Even if it could be shown that Iran has a nuclear weapons program, which it can't, it's going to take at least a decade for them to set up to do so. As another acknowledged expert, Dr Jeffrey Lewis, points out, Iran has yet to set up a full enrichment cascade or even successfully purify the raw materials for enrichment. A decade may be a pessimistic estimate to do that.

"Slam dunk intelligence" my ass.

As for Gen Clark, a supposed frontrunner for the Democrat presidential nomination, he's just as wrong on the intelligence and Iran's international obligations as can be - as already shown. That leaves the "military option". Sure there is one. It's just that every conceivable way it could play out would be a disaster! We are being asked to back a disaster on the basis of hyped-up intelligence and a narrative for war, just like in Iraq. And just like back then, Democrat leaders and opinionmakers are just as keen to jump on the bandwagon as ever, ignoring the experts and more sensible voices. It's simply stupid.

Gary Younge in the Guardian puts his finger on it:
there is little point in claiming you were tricked unless you address what made you so gullible in the first place. The basic idea that the US has a historic duty to bring progress, democracy and enlightenment at the barrel of a gun seems about as firmly ingrained in the American mindset as its record of doing the opposite in Central and South America and south-east Asia is in American history.
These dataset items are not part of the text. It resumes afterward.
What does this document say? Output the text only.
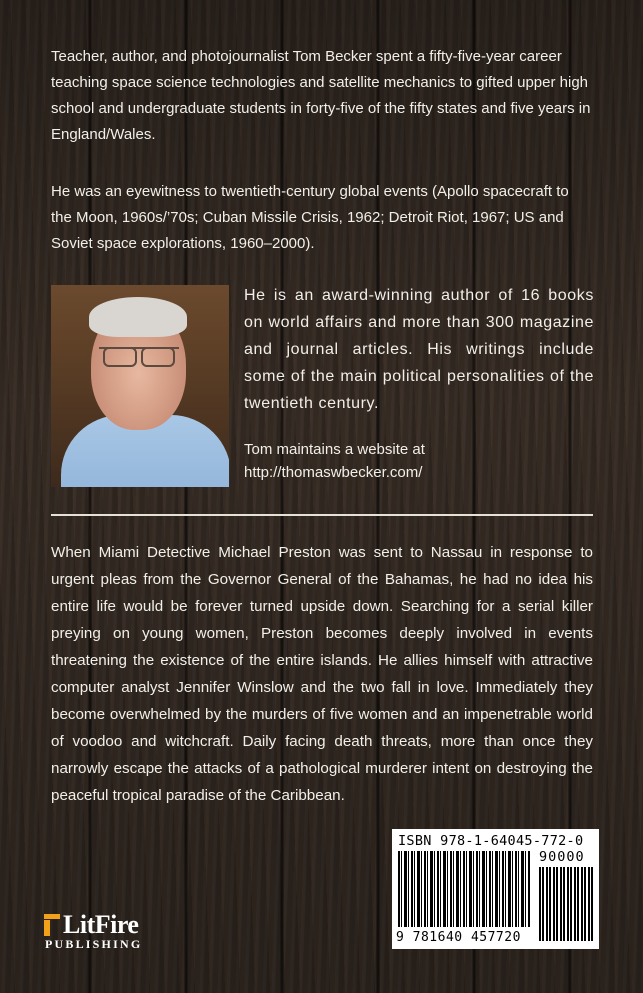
Teacher, author, and photojournalist Tom Becker spent a fifty-five-year career teaching space science technologies and satellite mechanics to gifted upper high school and undergraduate students in forty-five of the fifty states and five years in England/Wales.

He was an eyewitness to twentieth-century global events (Apollo spacecraft to the Moon, 1960s/’70s; Cuban Missile Crisis, 1962; Detroit Riot, 1967; US and Soviet space explorations, 1960–2000).

He is an award-winning author of 16 books on world affairs and more than 300 magazine and journal articles. His writings include some of the main political personalities of the twentieth century.

Tom maintains a website at
http://thomaswbecker.com/

When Miami Detective Michael Preston was sent to Nassau in response to urgent pleas from the Governor General of the Bahamas, he had no idea his entire life would be forever turned upside down. Searching for a serial killer preying on young women, Preston becomes deeply involved in events threatening the existence of the entire islands. He allies himself with attractive computer analyst Jennifer Winslow and the two fall in love. Immediately they become overwhelmed by the murders of five women and an impenetrable world of voodoo and witchcraft. Daily facing death threats, more than once they narrowly escape the attacks of a pathological murderer intent on destroying the peaceful tropical paradise of the Caribbean.

ISBN 978-1-64045-772-0
90000
9 781640 457720
LitFire
PUBLISHING
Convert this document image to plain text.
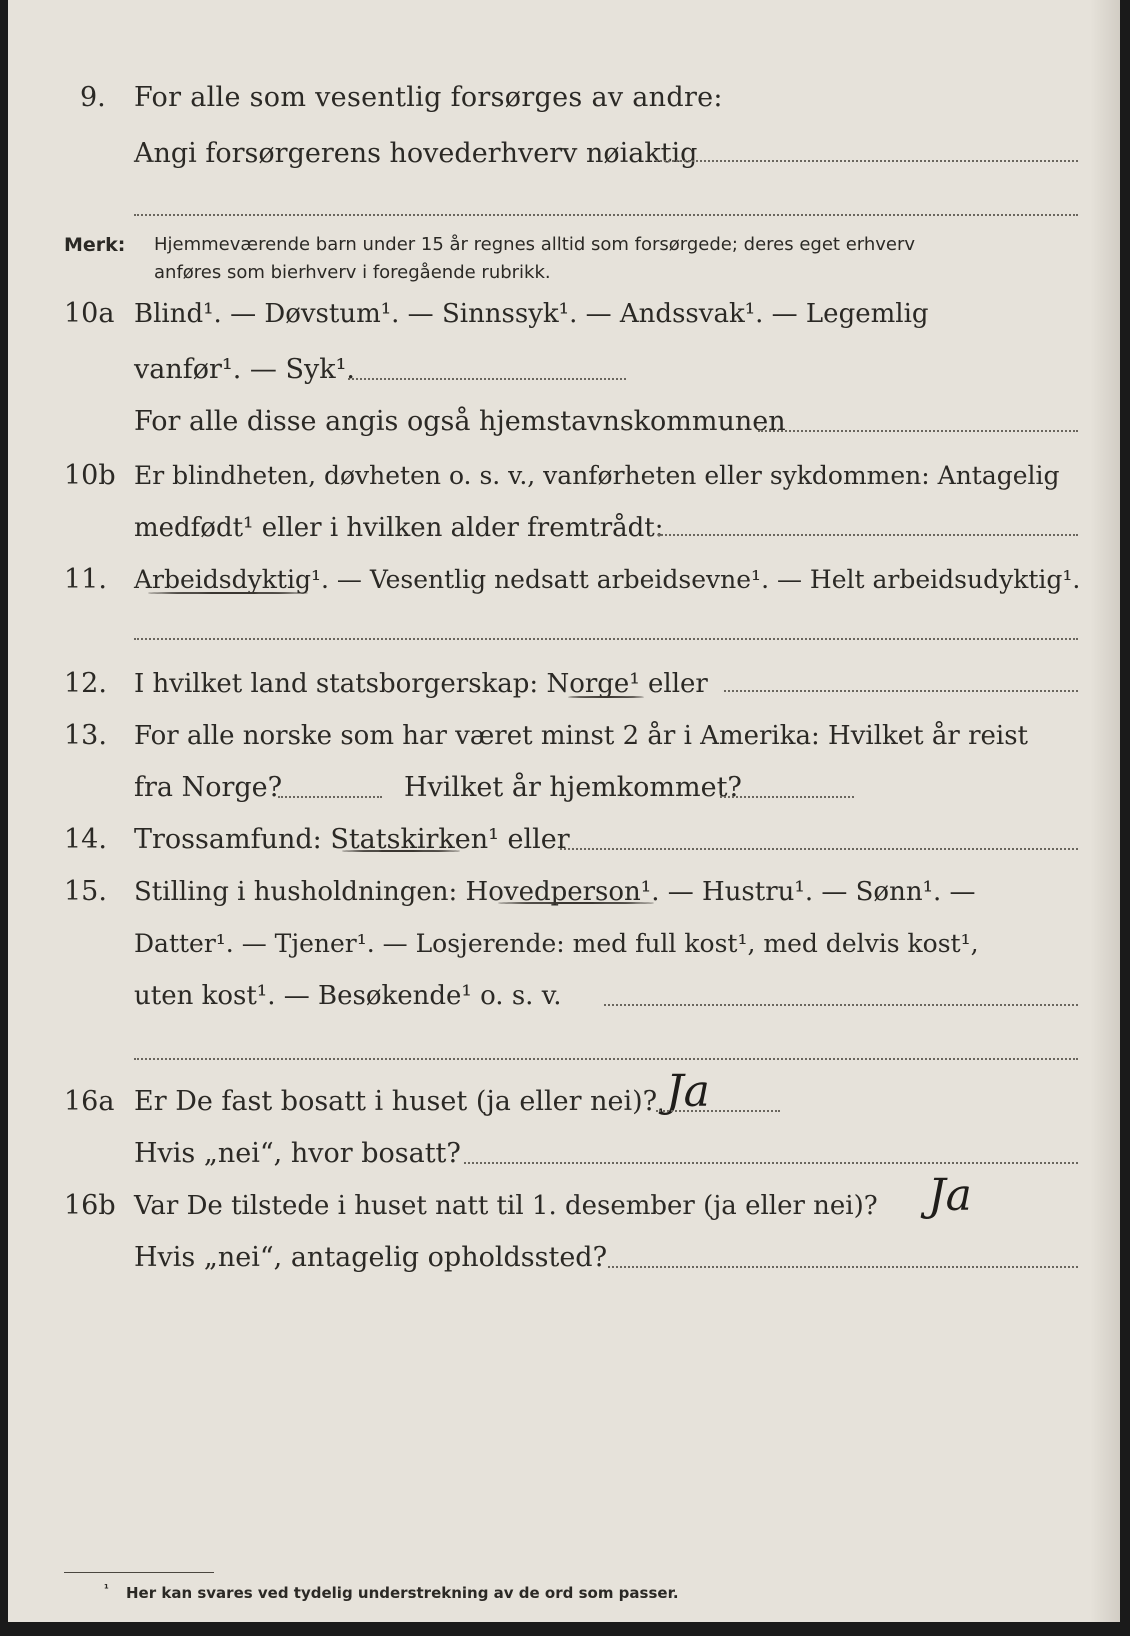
9. For alle som vesentlig forsørges av andre:
Angi forsørgerens hovederhverv nøiaktig
Merk: Hjemmeværende barn under 15 år regnes alltid som forsørgede; deres eget erhverv
anføres som bierhverv i foregående rubrikk.
10a Blind¹. — Døvstum¹. — Sinnssyk¹. — Andssvak¹. — Legemlig
vanfør¹. — Syk¹.
For alle disse angis også hjemstavnskommunen
10b Er blindheten, døvheten o. s. v., vanførheten eller sykdommen: Antagelig
medfødt¹ eller i hvilken alder fremtrådt:
11. Arbeidsdyktig¹. — Vesentlig nedsatt arbeidsevne¹. — Helt arbeidsudyktig¹.
12. I hvilket land statsborgerskap: Norge¹ eller
13. For alle norske som har været minst 2 år i Amerika: Hvilket år reist
fra Norge?	Hvilket år hjemkommet?
14. Trossamfund: Statskirken¹ eller
15. Stilling i husholdningen: Hovedperson¹. — Hustru¹. — Sønn¹. —
Datter¹. — Tjener¹. — Losjerende: med full kost¹, med delvis kost¹,
uten kost¹. — Besøkende¹ o. s. v.
16a Er De fast bosatt i huset (ja eller nei)? Ja
Hvis „nei“, hvor bosatt?
16b Var De tilstede i huset natt til 1. desember (ja eller nei)? Ja
Hvis „nei“, antagelig opholdssted?
¹ Her kan svares ved tydelig understrekning av de ord som passer.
Nothing that has happened in Iraq seems to have shifted that perception in the US. A significant minority were against the war from the start. For the rest, the trouble with the war is not that they invaded a sovereign country on a false pretext and killed hundreds of thousands. It's that they're not winning.

...With each exposé of torture, subjugation, blunder and plunder you keep hearing that Americans have lost their innocence. Somehow they always find it again just in time to buy into the next bad idea.